Review of Wallace Stegner's

Angle of Repose

This novel by Wallace Stegner is based on the life of Lyman Ward’s grandmother and her attempt to adjust to life in the West in the late 1800s. Her name was Susan, and she had grown up in the East where she was becoming known for her book and magazine illustrations. Her closest friend was Augusta who was married to Thomas Hudson, a well-established literary critic and editor.

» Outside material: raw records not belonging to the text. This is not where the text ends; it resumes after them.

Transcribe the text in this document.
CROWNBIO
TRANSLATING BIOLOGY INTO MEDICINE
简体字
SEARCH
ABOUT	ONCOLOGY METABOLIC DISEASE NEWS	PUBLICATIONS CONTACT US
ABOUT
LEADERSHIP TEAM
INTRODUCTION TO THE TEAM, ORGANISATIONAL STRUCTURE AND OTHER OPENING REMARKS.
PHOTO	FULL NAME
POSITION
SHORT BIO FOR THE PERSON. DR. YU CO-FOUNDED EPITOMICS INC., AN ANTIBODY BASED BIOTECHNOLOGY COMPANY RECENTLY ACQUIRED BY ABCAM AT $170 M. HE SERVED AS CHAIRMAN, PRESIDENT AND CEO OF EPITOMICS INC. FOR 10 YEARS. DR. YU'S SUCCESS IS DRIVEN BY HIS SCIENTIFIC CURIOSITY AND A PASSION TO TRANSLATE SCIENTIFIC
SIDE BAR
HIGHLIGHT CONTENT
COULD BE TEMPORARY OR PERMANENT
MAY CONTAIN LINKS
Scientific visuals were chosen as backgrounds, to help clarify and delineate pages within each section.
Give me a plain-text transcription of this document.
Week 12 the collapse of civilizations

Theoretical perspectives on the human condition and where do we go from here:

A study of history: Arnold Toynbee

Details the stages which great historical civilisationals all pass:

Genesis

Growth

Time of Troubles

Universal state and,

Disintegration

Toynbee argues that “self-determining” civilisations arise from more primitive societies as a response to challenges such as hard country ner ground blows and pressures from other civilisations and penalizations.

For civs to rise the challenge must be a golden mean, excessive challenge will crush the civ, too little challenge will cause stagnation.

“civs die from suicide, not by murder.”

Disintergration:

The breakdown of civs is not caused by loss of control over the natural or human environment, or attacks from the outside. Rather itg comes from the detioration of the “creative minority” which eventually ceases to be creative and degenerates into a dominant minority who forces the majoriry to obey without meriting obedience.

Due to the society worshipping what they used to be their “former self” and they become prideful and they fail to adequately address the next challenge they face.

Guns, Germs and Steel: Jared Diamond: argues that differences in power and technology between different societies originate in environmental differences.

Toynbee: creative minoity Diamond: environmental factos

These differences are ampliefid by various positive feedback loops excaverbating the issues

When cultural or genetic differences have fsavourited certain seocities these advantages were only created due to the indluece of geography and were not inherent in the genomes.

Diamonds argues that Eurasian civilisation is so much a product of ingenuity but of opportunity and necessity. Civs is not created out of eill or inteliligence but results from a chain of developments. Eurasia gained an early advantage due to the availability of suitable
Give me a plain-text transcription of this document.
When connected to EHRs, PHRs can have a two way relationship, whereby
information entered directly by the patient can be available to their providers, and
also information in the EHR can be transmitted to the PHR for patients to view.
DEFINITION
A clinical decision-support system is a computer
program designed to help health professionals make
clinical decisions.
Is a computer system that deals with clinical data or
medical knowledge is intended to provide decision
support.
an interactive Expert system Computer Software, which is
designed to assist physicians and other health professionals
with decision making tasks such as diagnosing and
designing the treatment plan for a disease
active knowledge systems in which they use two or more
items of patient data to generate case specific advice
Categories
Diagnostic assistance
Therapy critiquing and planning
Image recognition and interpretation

But Susan had to leave that life style when she married Oliver Ward, a mining engineer who had found work near San Jose, California. Susan was able to adjust to the small mining community, though when Oliver quit as foreman, they had to move in with a friend in nearby Santa Cruz. Later they followed a lead in Morelia, Mexico. They spent a number of months there but then returned to the western United States and worked in the mountainous town of Leadville, then the Boise Canyon, and finally retired in Grass Valley, California.

During these years, Susan and Oliver raised three children. At the same time, Susan kept working on stories and illustrations of her new environment that she sent back East to be published. However, her many letters to her friend Augusta give a clearer picture of her attempts to justify her new life.

Lyman Ward, a retired history professor and the narrator of the story, describes his grandparents as "...a woman who was more a lady than a woman, and a man who was more man than gentleman." But Lyman’s own life story parallels theirs in many ways, but not all. His wife left him after he had to have one leg amputated. Then he hired his neighbor Ada to make his meals and bathe him nightly in the house where his grandparents had spent their last years. He also hired Shelly, her free-thinking daughter, to help in the research of his grandmother.

Romance that leads to tragedy haunts Grandmother Susan when she and Oliver at last move to their Grass Valley home. But many years later, Lyman dreams he sees his "ex-grandmother and ex-wife side by side" in that house, as though they were two of a kind but several generations apart.

Wallace Stegner states at the beginning of Angle of Repose that he has mixed some historical facts and events with fiction in this story. A number of the characters he mentions were actually involved in mining or land development ventures in the West during the later 1800s, some of whom represented the government.

Angle of Repose was published in 1971 and won the Pulitzer Prize for Novels soon after.